Treatment
Avascular necrosis is especially common in the hip joint. A variety of methods are now used to treat avascular necrosis, the most common being the total hip replacement, or THR. However, THRs have a number of downsides including long recovery times and short life spans. THRs are an effective means of treatment in the geriatric population; however, doctors shy away from using them in younger patients due to the reasons above. A new, more promising treatment is hip resurfacing or metal on metal (MOM) resurfacing. It is a form of a THR, however in this procedure, only the head of the femur is removed as opposed to a THR in which the entire neck is removed. MOM resurfacing is still experimental in America but has been endorsed in Great Britain as an excellent alternative to a THR. A MOM Resurfacing may not be suitable in all cases of Avascular Necrosis, its suitability depends on how much damage has occurred to the femoral head of the patient, bone is always undergoing change or remodelling. The bone is broken down by osteoclasts and rebuilt by osteoblasts.
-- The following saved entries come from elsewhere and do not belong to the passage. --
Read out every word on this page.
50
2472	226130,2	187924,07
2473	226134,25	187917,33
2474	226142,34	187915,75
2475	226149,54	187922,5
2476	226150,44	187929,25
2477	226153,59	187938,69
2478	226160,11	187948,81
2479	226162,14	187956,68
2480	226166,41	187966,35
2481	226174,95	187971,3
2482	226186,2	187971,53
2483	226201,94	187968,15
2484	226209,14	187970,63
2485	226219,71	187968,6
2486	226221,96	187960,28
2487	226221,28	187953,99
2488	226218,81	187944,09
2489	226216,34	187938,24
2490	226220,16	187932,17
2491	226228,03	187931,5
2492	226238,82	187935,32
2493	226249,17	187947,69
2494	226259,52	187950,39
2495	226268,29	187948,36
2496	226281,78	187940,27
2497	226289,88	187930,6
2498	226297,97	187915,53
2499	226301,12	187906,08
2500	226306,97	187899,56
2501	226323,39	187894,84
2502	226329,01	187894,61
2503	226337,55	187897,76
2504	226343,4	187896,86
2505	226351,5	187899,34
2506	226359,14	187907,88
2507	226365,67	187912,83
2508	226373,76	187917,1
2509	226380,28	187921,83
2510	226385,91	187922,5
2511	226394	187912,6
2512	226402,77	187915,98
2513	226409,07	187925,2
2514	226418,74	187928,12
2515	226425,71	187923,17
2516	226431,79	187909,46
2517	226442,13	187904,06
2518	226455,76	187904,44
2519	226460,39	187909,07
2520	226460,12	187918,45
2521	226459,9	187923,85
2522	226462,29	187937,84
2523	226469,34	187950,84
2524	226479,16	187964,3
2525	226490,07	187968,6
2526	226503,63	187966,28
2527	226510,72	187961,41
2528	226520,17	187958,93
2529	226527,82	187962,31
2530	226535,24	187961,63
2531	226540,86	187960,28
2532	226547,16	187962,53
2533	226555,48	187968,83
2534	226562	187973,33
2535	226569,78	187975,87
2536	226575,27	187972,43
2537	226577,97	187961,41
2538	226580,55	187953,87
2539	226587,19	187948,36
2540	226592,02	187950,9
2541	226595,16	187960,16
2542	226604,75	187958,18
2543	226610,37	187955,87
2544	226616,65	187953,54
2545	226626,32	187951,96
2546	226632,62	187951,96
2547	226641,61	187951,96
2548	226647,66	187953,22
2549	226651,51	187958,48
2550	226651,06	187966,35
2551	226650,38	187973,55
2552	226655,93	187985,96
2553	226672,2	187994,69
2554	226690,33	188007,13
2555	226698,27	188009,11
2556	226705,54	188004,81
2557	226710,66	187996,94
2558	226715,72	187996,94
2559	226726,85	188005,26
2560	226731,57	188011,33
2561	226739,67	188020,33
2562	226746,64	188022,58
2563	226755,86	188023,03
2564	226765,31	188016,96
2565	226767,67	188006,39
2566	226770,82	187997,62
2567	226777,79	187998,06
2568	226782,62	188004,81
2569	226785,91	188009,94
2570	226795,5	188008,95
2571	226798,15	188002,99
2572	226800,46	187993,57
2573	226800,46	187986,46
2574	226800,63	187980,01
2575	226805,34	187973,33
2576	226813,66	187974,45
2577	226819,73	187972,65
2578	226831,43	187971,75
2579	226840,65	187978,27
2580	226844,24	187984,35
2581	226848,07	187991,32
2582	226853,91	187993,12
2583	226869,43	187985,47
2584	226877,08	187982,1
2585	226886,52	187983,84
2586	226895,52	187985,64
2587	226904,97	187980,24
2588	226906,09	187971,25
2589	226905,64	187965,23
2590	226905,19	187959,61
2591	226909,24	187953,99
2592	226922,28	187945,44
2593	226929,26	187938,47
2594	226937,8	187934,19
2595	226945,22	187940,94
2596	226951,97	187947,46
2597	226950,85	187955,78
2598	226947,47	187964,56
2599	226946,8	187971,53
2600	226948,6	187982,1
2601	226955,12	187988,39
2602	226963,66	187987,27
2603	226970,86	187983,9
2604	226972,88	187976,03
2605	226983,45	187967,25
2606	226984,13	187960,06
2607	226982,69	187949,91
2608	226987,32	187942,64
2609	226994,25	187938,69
Some doctors also prescribe bisphosphonates (e.g. alendronate) which reduces the rate of bone breakdown by osteoclasts, thus preventing collapse (specifically of the hip) due to AVN.
Other treatments include core decompression, where internal bone pressure is relieved by drilling a hole into the bone, and a living bone chip and an electrical device to stimulate new vascular growth are implanted; and the free vascular fibular graft (FVFG), in which a portion of the fibula, along with its blood supply, is removed and transplanted into the femoral head.
Progression of the disease could possibly be halted by transplanting nucleated cells from bone marrow into avascular necrosis lesions after core decompression, although much further research is needed to establish this technique.